Round 1: 4000 BC to 2720 BC (32 turns)
The Capital
I decided to settle in place for the reasons I discussed above. Corn, two riverside elephants, and lots of trees was not enough to get me to spend a turn moving.
The capital has a ton of early wonder production capacity with the trees. After those trees are chopped the capital can work cottages and become a pretty awesome bureaucracy capital. The capital began by building a worker with the corn.
After the worker came out, I started on a warrior for exploration. After the warrior, I began on Stonehenge. I like Stonehenge with De Gaulle's combination of traits so I want it.
You'll notice that I chose to work the flood plain instead of the unimproved elephants. I wasn't quite sure which was optimal. But we have a huge happy cap, and I'm not too worried about missing Stonehenge, so I decided to grow as that will give us more options later. When the camp finished, however, I switched to working that tile, even though it took a turn off of growth. Was this the right move?
After the city grew to population 4, I went back to working the flood plain.
I flirted with the idea of working a plains forest. But again, I'm not worried about losing Stonehenge and I want to grow to get to my already ridiculously large happy cap.
At the end of the turnset, the capital looks like this
Scouting
I did this to demonstrate my scouting pattern. It turned out this wasn't as interesting as I thought it might be. But since I made all the notes to myself I thought I'd show you where I scouted. I've spent that last bit of the turn set healing since I got attacked by a panther.
Neighbors
Well this is just ridiculous. We meet our first neighbor before the game even started (not really, but practically). On turn 3 I meet
What do we know about Mao? He is protective which is going to be a pain, especially if we rush him early. He appears to be extremely close, so a rush is enticing. But protective archers are a real
. Mao will definitely declare at pleased. So it's looking like there's going to be some problems in our future.
I sent my second warrior south to see if I could see anything interesting going on with Mao. I was thinking of maybe stealing a worker if the opportunity presented itself, but instead I found this.
Uh oh. What's he coming north for? The land up here is not great. Is there no space to the south? Mao and I both have the same amount of espionage on each other so there's no AIs to the south which means that he must not have room to expand. This is bad news for me as it makes a war declaration more likely. And I was hoping to build wonders for the first 5000 years of this game,
.
Ah crap, an early rush just went even more out the window.
That city is going to be very expensive to take. No doubt about it.
Worker Micro
I really liked Kossin's worker micro report in his current Hatshepsut game and decided to try and do something similar. Be warned that I am not trying to demonstrate what's optimal, but am instead showing what I did with hopes that the better players will tell me what I should have done differently.

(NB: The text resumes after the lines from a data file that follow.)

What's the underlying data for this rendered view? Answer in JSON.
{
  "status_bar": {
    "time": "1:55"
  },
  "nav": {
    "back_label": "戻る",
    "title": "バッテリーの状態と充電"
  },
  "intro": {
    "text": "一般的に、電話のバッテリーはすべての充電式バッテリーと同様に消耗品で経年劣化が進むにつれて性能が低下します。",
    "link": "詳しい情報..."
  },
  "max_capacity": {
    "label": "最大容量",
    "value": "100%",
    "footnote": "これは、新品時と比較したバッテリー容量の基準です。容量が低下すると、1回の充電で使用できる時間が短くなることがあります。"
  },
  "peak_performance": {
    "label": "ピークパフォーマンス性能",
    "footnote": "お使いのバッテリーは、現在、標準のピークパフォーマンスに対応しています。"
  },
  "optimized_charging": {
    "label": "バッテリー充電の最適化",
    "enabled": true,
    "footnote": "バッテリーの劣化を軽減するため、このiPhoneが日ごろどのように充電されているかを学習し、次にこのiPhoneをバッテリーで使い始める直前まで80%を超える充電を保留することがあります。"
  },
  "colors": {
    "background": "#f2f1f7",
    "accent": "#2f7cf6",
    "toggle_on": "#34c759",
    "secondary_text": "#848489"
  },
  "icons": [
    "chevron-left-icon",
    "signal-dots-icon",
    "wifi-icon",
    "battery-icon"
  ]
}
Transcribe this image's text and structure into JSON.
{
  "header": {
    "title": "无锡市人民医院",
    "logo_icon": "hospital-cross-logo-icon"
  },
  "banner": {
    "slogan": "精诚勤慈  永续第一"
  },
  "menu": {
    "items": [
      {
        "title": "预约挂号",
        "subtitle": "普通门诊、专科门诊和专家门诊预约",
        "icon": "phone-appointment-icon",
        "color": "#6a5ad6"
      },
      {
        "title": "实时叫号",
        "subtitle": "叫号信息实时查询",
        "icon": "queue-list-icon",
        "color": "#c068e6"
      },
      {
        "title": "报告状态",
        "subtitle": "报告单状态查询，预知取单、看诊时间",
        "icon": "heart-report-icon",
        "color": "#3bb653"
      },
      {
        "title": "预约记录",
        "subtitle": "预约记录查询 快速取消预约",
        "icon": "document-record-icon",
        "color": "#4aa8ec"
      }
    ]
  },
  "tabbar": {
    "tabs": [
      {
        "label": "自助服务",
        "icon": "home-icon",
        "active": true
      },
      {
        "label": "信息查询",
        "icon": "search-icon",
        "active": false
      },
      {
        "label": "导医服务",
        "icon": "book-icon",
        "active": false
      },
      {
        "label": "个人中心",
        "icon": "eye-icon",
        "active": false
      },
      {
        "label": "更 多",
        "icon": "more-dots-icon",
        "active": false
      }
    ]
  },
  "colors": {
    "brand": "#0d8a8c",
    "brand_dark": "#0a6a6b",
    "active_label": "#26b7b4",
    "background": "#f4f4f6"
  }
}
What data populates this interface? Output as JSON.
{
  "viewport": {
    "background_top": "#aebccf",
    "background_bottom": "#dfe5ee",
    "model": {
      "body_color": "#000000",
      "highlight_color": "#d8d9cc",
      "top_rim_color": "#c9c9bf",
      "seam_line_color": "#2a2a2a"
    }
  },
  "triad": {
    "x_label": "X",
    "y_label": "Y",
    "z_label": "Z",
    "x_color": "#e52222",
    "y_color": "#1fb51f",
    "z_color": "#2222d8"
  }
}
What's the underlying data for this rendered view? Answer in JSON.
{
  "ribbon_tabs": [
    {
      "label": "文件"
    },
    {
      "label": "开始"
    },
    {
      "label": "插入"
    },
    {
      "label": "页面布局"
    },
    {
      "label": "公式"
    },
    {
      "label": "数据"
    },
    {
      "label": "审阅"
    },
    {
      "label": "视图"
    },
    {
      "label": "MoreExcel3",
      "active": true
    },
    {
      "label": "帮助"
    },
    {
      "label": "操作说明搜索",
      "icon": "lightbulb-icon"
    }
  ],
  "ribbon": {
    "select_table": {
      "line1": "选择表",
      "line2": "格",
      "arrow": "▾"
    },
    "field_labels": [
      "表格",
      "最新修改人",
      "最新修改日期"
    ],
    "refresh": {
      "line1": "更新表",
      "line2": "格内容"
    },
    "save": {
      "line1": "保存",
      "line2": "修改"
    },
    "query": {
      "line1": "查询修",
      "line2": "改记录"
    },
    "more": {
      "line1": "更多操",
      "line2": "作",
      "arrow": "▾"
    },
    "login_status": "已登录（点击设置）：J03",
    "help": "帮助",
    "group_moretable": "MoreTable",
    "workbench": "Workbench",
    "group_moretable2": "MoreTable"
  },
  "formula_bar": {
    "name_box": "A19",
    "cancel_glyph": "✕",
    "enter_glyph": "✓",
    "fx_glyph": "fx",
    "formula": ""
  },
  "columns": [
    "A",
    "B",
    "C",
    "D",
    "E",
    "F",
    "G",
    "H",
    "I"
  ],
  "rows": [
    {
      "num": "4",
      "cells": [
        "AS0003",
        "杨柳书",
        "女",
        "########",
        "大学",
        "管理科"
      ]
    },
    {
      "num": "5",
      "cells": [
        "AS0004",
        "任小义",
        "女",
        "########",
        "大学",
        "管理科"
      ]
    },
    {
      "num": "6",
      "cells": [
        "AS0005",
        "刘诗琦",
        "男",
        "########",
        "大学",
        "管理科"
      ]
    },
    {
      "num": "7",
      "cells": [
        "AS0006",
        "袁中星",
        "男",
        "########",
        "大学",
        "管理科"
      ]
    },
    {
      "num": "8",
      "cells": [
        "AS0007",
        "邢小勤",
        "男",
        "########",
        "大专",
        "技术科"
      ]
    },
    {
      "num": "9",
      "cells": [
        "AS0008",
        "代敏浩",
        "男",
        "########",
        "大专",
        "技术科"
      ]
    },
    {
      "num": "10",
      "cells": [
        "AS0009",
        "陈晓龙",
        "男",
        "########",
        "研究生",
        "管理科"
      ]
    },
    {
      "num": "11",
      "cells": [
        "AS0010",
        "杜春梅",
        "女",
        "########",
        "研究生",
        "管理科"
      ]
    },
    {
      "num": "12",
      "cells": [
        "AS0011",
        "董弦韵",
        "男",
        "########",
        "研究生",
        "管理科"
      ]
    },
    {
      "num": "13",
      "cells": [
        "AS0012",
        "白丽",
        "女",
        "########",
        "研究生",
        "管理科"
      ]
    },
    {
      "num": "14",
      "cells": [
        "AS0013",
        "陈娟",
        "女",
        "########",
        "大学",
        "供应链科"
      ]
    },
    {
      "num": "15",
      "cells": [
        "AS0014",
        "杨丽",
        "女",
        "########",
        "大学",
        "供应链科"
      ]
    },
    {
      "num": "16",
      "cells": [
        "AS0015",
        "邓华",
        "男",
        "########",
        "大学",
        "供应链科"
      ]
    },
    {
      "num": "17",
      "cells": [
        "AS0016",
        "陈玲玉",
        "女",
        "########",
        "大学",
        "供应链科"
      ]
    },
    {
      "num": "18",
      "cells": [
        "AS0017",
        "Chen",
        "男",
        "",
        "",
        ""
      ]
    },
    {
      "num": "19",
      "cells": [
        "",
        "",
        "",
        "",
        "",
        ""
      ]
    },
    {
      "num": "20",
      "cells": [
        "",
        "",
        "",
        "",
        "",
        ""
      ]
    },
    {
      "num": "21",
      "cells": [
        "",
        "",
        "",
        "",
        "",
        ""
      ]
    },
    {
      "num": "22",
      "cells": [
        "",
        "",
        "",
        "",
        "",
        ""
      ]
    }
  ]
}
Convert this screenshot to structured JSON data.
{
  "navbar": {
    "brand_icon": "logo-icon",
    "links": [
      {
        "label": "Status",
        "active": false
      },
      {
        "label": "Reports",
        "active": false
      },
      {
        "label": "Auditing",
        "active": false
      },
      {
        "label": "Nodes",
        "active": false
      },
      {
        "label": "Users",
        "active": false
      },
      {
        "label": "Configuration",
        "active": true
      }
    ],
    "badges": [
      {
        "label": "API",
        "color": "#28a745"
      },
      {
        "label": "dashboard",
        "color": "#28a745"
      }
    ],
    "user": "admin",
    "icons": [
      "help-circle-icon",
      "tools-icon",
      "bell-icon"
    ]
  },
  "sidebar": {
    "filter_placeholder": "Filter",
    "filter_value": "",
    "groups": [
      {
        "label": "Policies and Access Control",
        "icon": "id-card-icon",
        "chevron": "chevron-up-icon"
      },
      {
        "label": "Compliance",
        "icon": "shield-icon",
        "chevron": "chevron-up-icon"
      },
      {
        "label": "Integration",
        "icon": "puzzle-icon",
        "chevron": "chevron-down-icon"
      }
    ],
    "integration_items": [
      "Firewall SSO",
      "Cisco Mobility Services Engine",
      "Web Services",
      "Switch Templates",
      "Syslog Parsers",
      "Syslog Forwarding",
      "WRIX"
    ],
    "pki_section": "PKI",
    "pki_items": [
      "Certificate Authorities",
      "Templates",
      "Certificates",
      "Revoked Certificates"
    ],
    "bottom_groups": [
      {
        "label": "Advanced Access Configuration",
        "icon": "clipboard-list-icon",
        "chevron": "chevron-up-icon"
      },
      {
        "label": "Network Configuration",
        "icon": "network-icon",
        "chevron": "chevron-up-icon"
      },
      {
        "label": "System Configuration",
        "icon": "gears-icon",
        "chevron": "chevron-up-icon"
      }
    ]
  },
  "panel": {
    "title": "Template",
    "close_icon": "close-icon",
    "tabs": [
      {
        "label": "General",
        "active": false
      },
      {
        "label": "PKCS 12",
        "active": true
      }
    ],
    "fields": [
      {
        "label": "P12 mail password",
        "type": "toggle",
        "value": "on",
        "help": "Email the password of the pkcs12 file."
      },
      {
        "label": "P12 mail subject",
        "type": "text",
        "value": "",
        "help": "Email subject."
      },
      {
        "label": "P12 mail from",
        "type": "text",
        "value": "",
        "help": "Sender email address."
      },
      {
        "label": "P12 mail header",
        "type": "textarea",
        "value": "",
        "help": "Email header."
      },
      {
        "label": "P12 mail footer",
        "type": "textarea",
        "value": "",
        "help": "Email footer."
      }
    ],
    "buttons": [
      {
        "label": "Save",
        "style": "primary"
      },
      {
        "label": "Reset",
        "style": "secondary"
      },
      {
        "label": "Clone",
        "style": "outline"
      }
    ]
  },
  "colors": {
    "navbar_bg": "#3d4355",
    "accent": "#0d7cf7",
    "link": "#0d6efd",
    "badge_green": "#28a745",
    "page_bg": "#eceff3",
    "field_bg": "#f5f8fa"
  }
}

I began with what seemed obvious and moved the worker to the corn and began farming it.
After the farm was finished I moved the worker to the elephants that were right next door and started on a camp.
I wasn't positive on what to do next. But I wanted to get a camp on that second herd of elephants. So I sent the worker north to the elephants.
Here's where things got shady. I probably should have put half of a road down on those elephants, but instead I sent the worker directly to the riverside grassland tile due south of the capital. I want this forest chopped since I can then build something on the tile and because I don't like having forests right next to my capital (or any city for that matter) where the enemy can set up defenses.
Well the worker has a turn to kill until Bronze Working gets in, so I have him build a road for one turn. The way I do this is by clicking build road like I normally would. And then at the end
of the same turn I hit the cancel button. If you try to do it at the beginning of next turn the worker often finishes whatever he's doing and wastes a turn. This way I can begin chopping right away next turn, as soon as Bronze Working is in.
I haven't started on the chop yet, as I decided to save the game at the beginning of the turn in case anyone had anything interesting to suggest, like going to farm the flood plain. (Did any of you guys play R. E. Lee Civil War General? It was a really super game. But one of the annoying things about it was that you had to completely finish your turn before you saved. If you saved with troops still yet to move, their turn was sacrificed. Point is, I'm glad Civ let's me save mid turn.)
Techs
Techs went as planned. I researched Hunting first to allow me to improve the elephants. After that I went Mining and Bronze Working. With 13 forests in my capital, Bronze Working was a no brainer tech to shoot for. Also, we need Bronze Working to let us pop Metal Casting with the Oracle.
I stopped the round with Bronze Working and this discovery
We have no copper. So an already unappealing early rush is now pretty much out. I suppose I could research Animal Husbandry to look for horses, but I'm not that inclined to. We have no food that need pastures which would make AH a purely speculative play. Barbs are also not a problem, so getting a strategic resource unit is not necessary for protection.
I look forward to your comments, questions, and answers.
Also, what do you guys think of the write-up being theme based instead of purely chronological? Does it break up the game too much? I found that it made it much easier to demonstrate things like worker micro and city managing and therefore hopefully more helpful for those of you from whom I'm looking to for feedback.